A number of other algorithms have been developed for finding relevant literature. These have been developed as general-purpose tools for any biomedical domain, but can be applied to pharmacogenomics. GoPubMed performs a keyword-based search but then classifies the returned abstracts using Gene Ontology terms [
14,
206]. PubFocus prioritizes citations based on journal impact factor and number of times an article is cited [
15]. The ReleMed system requires multiple words of a query to appear in proximity and uses sentence-level co-occurrence as a statistical surrogate for the existence of a relationship between the words of a query [
16]. The system also calculates a relevance score for articles, which incorporates the proximity of search terms in the article.
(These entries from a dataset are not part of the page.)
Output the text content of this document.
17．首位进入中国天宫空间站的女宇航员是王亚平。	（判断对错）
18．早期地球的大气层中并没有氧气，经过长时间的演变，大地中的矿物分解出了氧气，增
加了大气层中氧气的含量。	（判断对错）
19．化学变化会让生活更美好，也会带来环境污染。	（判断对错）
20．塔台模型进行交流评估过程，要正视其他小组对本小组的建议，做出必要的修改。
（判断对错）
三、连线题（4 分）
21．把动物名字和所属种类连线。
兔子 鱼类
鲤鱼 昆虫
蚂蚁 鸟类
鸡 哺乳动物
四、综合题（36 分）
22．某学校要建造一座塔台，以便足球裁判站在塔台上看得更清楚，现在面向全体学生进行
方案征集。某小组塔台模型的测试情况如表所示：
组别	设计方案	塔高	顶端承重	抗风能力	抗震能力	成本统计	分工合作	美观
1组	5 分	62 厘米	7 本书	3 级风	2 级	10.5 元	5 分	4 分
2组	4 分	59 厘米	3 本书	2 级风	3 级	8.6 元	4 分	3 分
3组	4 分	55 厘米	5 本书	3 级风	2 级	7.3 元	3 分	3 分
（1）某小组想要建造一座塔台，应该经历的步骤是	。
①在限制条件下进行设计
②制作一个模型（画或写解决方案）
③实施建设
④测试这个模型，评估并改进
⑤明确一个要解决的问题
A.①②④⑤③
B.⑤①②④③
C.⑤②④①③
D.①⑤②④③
XPlorMed maps PubMed results to the eight main MeSH categories and extracts topic keywords and their co-occurrences to provide the user with an overview of the biomedical literature relevant to his query [
17]. iHOP structures and links the biomedical literature based on genes and proteins; it maps a given gene or protein query name to its corresponding database identifier and retrieves a collection of sentences and allows interactive literature exploration through a network interface where these sentences and their corresponding publications are associated with edges in the network [
18]. Pharmspresso, based on the Textpresso system, identifies articles that contain query keywords or categories (such as a drug category or polymorphism category) co-occurring within a sentence, from a corpus of full text pharmacogenomic articles [
19,
20]. See Winnenburg
et al. for a thorough comparison of the features of many of these systems [
21]. These document classification methods can be used to provide search results to a biomedical researcher, or as a filtering technology on an input flow of documents identified for database curation.
Once documents containing relevant information have been identified, the task remains to extract the information of interest from the text. This task is generally called information extraction.